The site "serves" profiles to you, so views are going to happen whether someone is interested or not. Once, again I contacted customer service & received no response but continued to be sent profiles of women.
This kind of attack could have happened to any special interest site on the Internet for any reason (and it does, as I’ll discuss shortly). You should think about your email addresses and how you use them like the rings of defense in a fortress.
This time the attack was on (mostly) men that wanted to have an affair, and the attackers’ reported motive was the unscrupulous practices of Ashley Madison’s business policies, especially the company’s offer of “deletion” of account information for a fee, which apparently was a service that didn’t quite deliver on its promises. Let me give you a real-life personal example of a similar kind of attack on a more mainstream site. Castles had different lines of defense that were progressively stronger, and so should you.
The Zoosk experience was less than satisfactory and it is clear they are in it for the money. The matches that were sent were much further than the 20 miles I used as a parameter. They also blocked access to messages I had to pay an upcharge for. Shocking poor customer service, poorly written Android App, Expensive as on top of membership fee they bombard you with adverts to upgrade even further and buy very expensive coins to promote your profile and you even need to pay to see who likes you! I found a friend's profile on there whom left the site 8 years ago, no cleaning of their profiles at all so they can boost their statistics. Tried communicating with many woman who supposedly liked me and wanted to meet me. I was 6 month subscriber and they automatically renewed my account.
This can range from anything as salacious as gambling or adult sites to something as essentially harmless as dating sites, medical information sites and financial advice sites. The first test should use a name or user name within the email, and the other one should use that information in the subject line.
While, in theory, a personalized email will only be seen by the person it was intended for, it can have the unfortunate side effect of creating uncertainty about the safety of their identity with a user. If there's any question, you'll certainly know after that test if your users like personalized email or not.

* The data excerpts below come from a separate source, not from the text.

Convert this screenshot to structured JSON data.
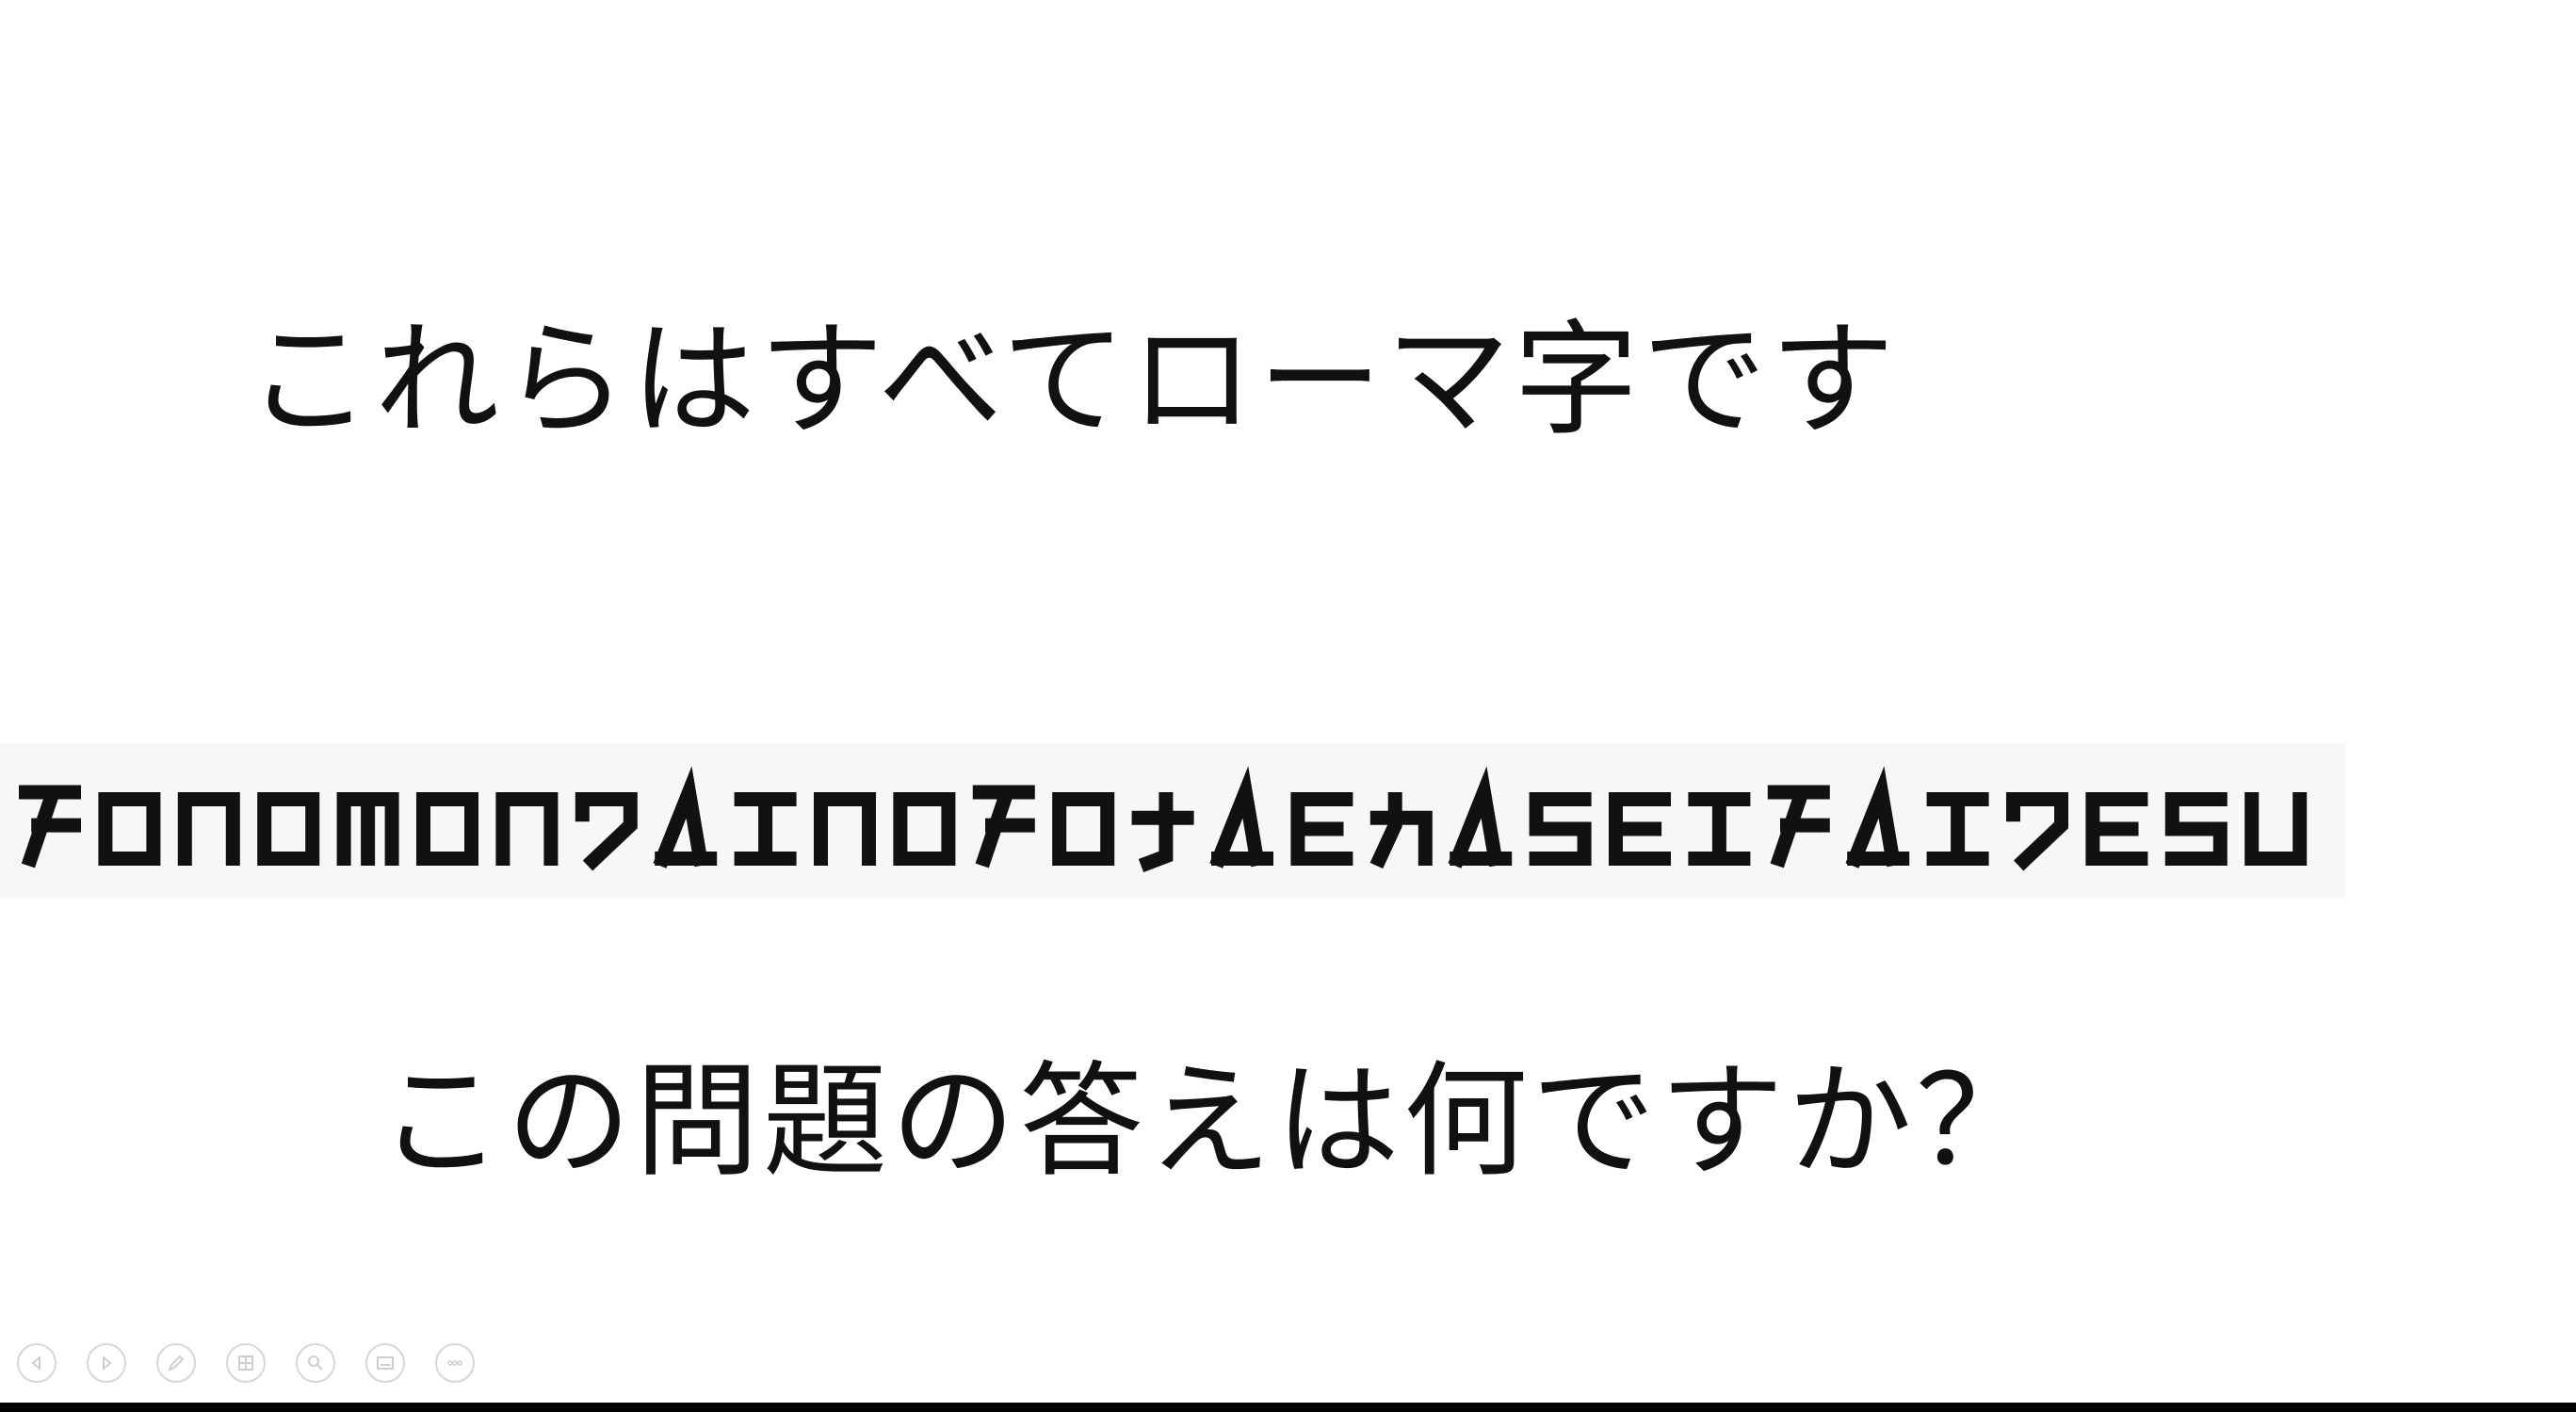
{
  "slide": {
    "line1": "これらはすべてローマ字です",
    "cipher_text": "KONOMONDAINOKOTAEHASEIKAIDESU",
    "line3": "この問題の答えは何ですか？"
  },
  "colors": {
    "text": "#111111",
    "cipher_glyph": "#111111",
    "cipher_background": "#f7f7f7",
    "control_outline": "#d6d6d6",
    "bottom_bar": "#000000"
  },
  "controls": [
    {
      "name": "previous-slide-button",
      "icon": "arrow-left-icon"
    },
    {
      "name": "next-slide-button",
      "icon": "arrow-right-icon"
    },
    {
      "name": "pen-tool-button",
      "icon": "pen-icon"
    },
    {
      "name": "see-all-slides-button",
      "icon": "slides-grid-icon"
    },
    {
      "name": "zoom-button",
      "icon": "magnifier-icon"
    },
    {
      "name": "subtitles-button",
      "icon": "subtitles-icon"
    },
    {
      "name": "more-options-button",
      "icon": "more-icon"
    }
  ]
}
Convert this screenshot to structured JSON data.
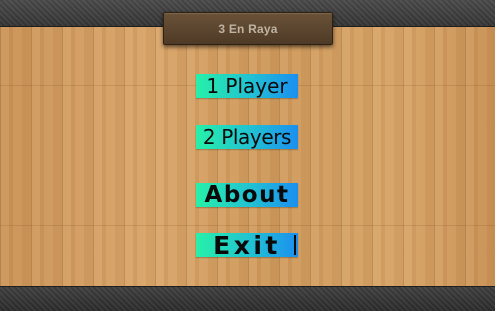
{
  "header": {
    "title": "3 En Raya"
  },
  "menu": {
    "items": [
      {
        "label": "1 Player"
      },
      {
        "label": "2 Players"
      },
      {
        "label": "About"
      },
      {
        "label": "Exit"
      }
    ]
  },
  "colors": {
    "button_gradient_start": "#27f0a8",
    "button_gradient_end": "#1b8ff0",
    "title_plate": "#5c4530",
    "wood": "#cf9a5e",
    "bars": "#3a3a3a"
  }
}
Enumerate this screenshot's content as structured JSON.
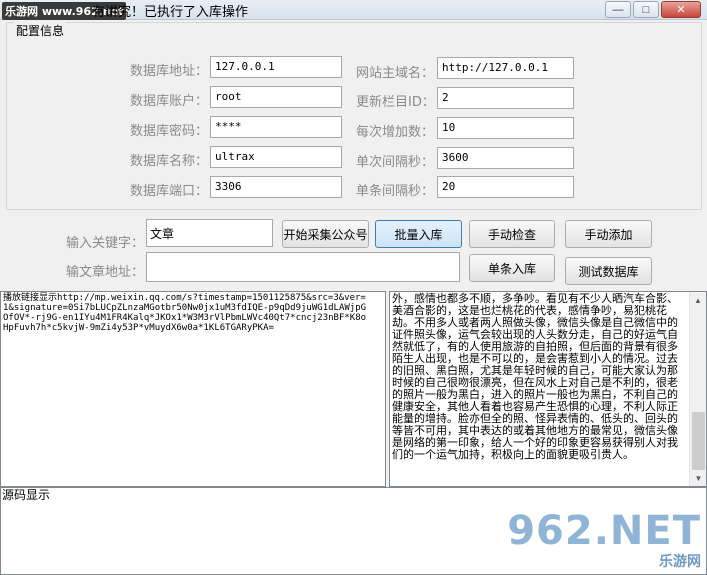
{
  "window": {
    "watermark_top": "乐游网 www.962.net",
    "title": "有讲究！已执行了入库操作"
  },
  "config": {
    "legend": "配置信息",
    "db_address_label": "数据库地址：",
    "db_address_value": "127.0.0.1",
    "db_account_label": "数据库账户：",
    "db_account_value": "root",
    "db_password_label": "数据库密码：",
    "db_password_value": "****",
    "db_name_label": "数据库名称：",
    "db_name_value": "ultrax",
    "db_port_label": "数据库端口：",
    "db_port_value": "3306",
    "site_domain_label": "网站主域名：",
    "site_domain_value": "http://127.0.0.1",
    "column_id_label": "更新栏目ID：",
    "column_id_value": "2",
    "increment_label": "每次增加数：",
    "increment_value": "10",
    "interval_label": "单次间隔秒：",
    "interval_value": "3600",
    "item_interval_label": "单条间隔秒：",
    "item_interval_value": "20"
  },
  "controls": {
    "keyword_label": "输入关键字：",
    "keyword_value": "文章",
    "article_url_label": "输文章地址：",
    "article_url_value": "",
    "btn_start_collect": "开始采集公众号",
    "btn_batch_import": "批量入库",
    "btn_manual_check": "手动检查",
    "btn_manual_add": "手动添加",
    "btn_single_import": "单条入库",
    "btn_test_db": "测试数据库"
  },
  "log": {
    "text": "播放链接显示http://mp.weixin.qq.com/s?timestamp=1501125875&src=3&ver=1&signature=0Si7bLUCpZLnzaMGotbr50Nw0jx1uM3fdIQE-p9qDd9juWG1dLAWjpGOfOV*-rj9G-en1IYu4M1FR4Kalq*JKOx1*W3M3rVlPbmLWVc40Qt7*cncj23nBF*K8oHpFuvh7h*c5kvjW-9mZi4y53P*vMuydX6w0a*1KL6TGARyPKA="
  },
  "article": {
    "text": "外，感情也都多不顺，多争吵。看见有不少人晒汽车合影、美酒合影的，这是也烂桃花的代表，感情争吵，易犯桃花劫。不用多人或者两人照做头像，微信头像是自己微信中的证件照头像，运气会较出现的人头数分走，自己的好运气自然就低了，有的人使用旅游的自拍照，但后面的背景有很多陌生人出现，也是不可以的，是会害惹到小人的情况。过去的旧照、黑白照，尤其是年轻时候的自己，可能大家认为那时候的自己很吻很漂亮，但在风水上对自己是不利的，很老的照片一般为黑白，进入的照片一般也为黑白，不利自己的健康安全，其他人看着也容易产生恐惧的心理，不利人际正能量的增持。脸亦但全的照、怪异表情的、低头的、回头的等皆不可用，其中表达的或着其他地方的最常见，微信头像是网络的第一印象，给人一个好的印象更容易获得别人对我们的一个运气加持，积极向上的面貌更吸引贵人。"
  },
  "source": {
    "label": "源码显示"
  },
  "watermark_bottom": {
    "big": "962.NET",
    "small": "乐游网"
  }
}
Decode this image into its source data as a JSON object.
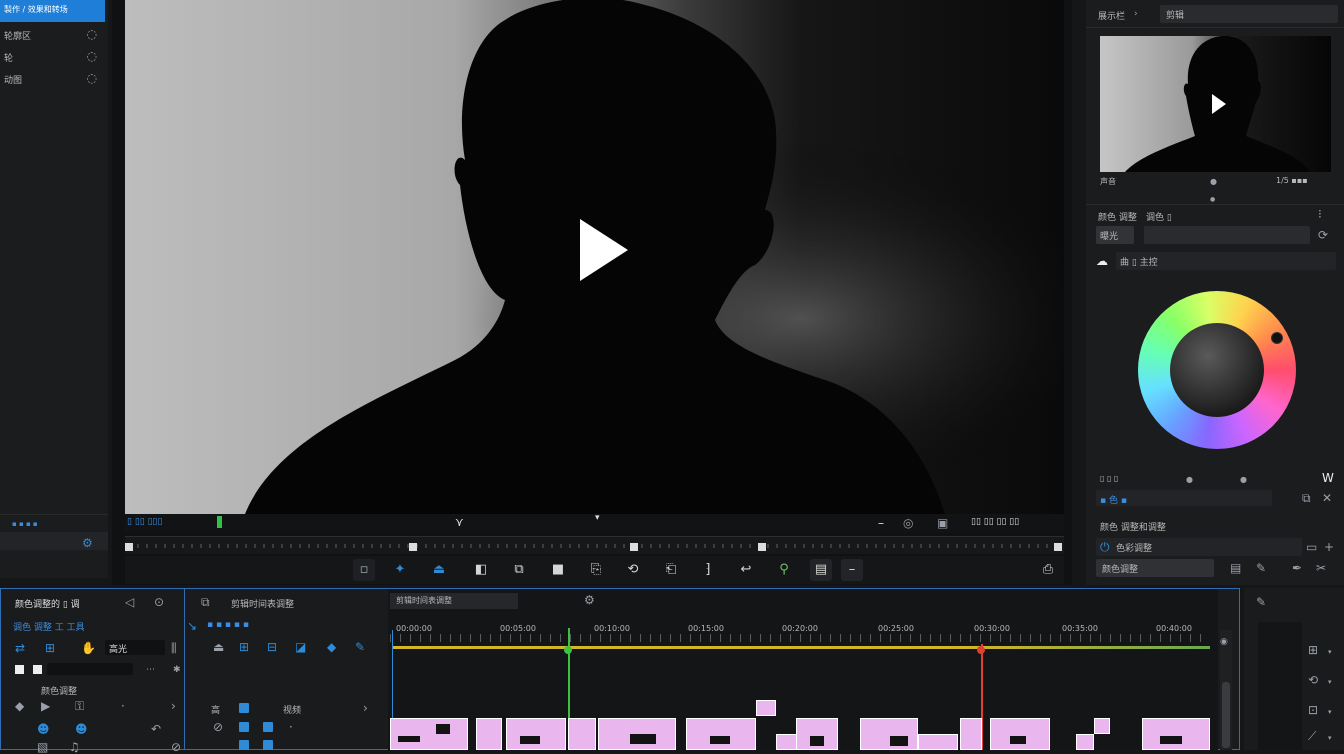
{
  "left_panel": {
    "items": [
      {
        "label": "製作 / 效果和转场",
        "selected": true
      },
      {
        "label": "轮廓区",
        "icon": "record-icon"
      },
      {
        "label": "轮",
        "icon": "record-icon"
      },
      {
        "label": "动图",
        "icon": "record-icon"
      }
    ],
    "footer_label": "▪ ▪ ▪ ▪"
  },
  "viewer": {
    "timecode_left": "▯ ▯▯ ▯▯▯",
    "timecode_right": "▯▯ ▯▯ ▯▯ ▯▯",
    "transport": [
      "snap-icon",
      "marker-icon",
      "trim-icon",
      "split-icon",
      "stop-icon",
      "step-back-icon",
      "loop-icon",
      "step-fwd-icon",
      "bracket-icon",
      "undo-icon",
      "magnet-icon",
      "box-icon",
      "minus-icon",
      "export-icon"
    ]
  },
  "right_panel": {
    "header_label": "展示栏",
    "header_value": "剪辑",
    "preview_caption": "声音",
    "preview_counter": "1/5 ▪▪▪",
    "section_title": "颜色 调整",
    "section_sub": "调色 ▯",
    "field_label": "曝光",
    "mode_label": "曲 ▯ 主控",
    "wheel_caption": "▯ ▯ ▯",
    "sub_section": "▪ 色 ▪",
    "list_title": "颜色 调整和调整",
    "list_item": "色彩调整",
    "list_value": "颜色调整"
  },
  "timeline": {
    "panel_title": "颜色调整的 ▯ 调",
    "track_header_title": "颜色调整",
    "controls_label": "调色 调整 工 工具",
    "sequence_name": "剪辑时间表调整",
    "track_name": "高光",
    "track_label_1": "高",
    "track_label_2": "视频",
    "time_marks": [
      "00:00:00",
      "00:05:00",
      "00:10:00",
      "00:15:00",
      "00:20:00",
      "00:25:00",
      "00:30:00",
      "00:35:00",
      "00:40:00"
    ]
  },
  "colors": {
    "accent": "#2f8bd6",
    "clip_fill": "#e9b7ee",
    "playhead_green": "#3ec23e",
    "playhead_red": "#e04030",
    "work_area": "#d4b428"
  }
}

But that doesn’t mean you’re safe from future attacks of this kind, even if the sites you tend to spend your time on are more reputable. So let’s get to some of the practical lessons from the Ashley Madison attack.
A lot of the snickering schadenfreude out there about Ashley Madison users getting their comeuppance through public shaming misses the point. As an example, the executive director of the Louisiana GOP is trying to explain he was using Ashley Madison for “oppostion research.” So you need to think carefully about what email address to use when you register for a website.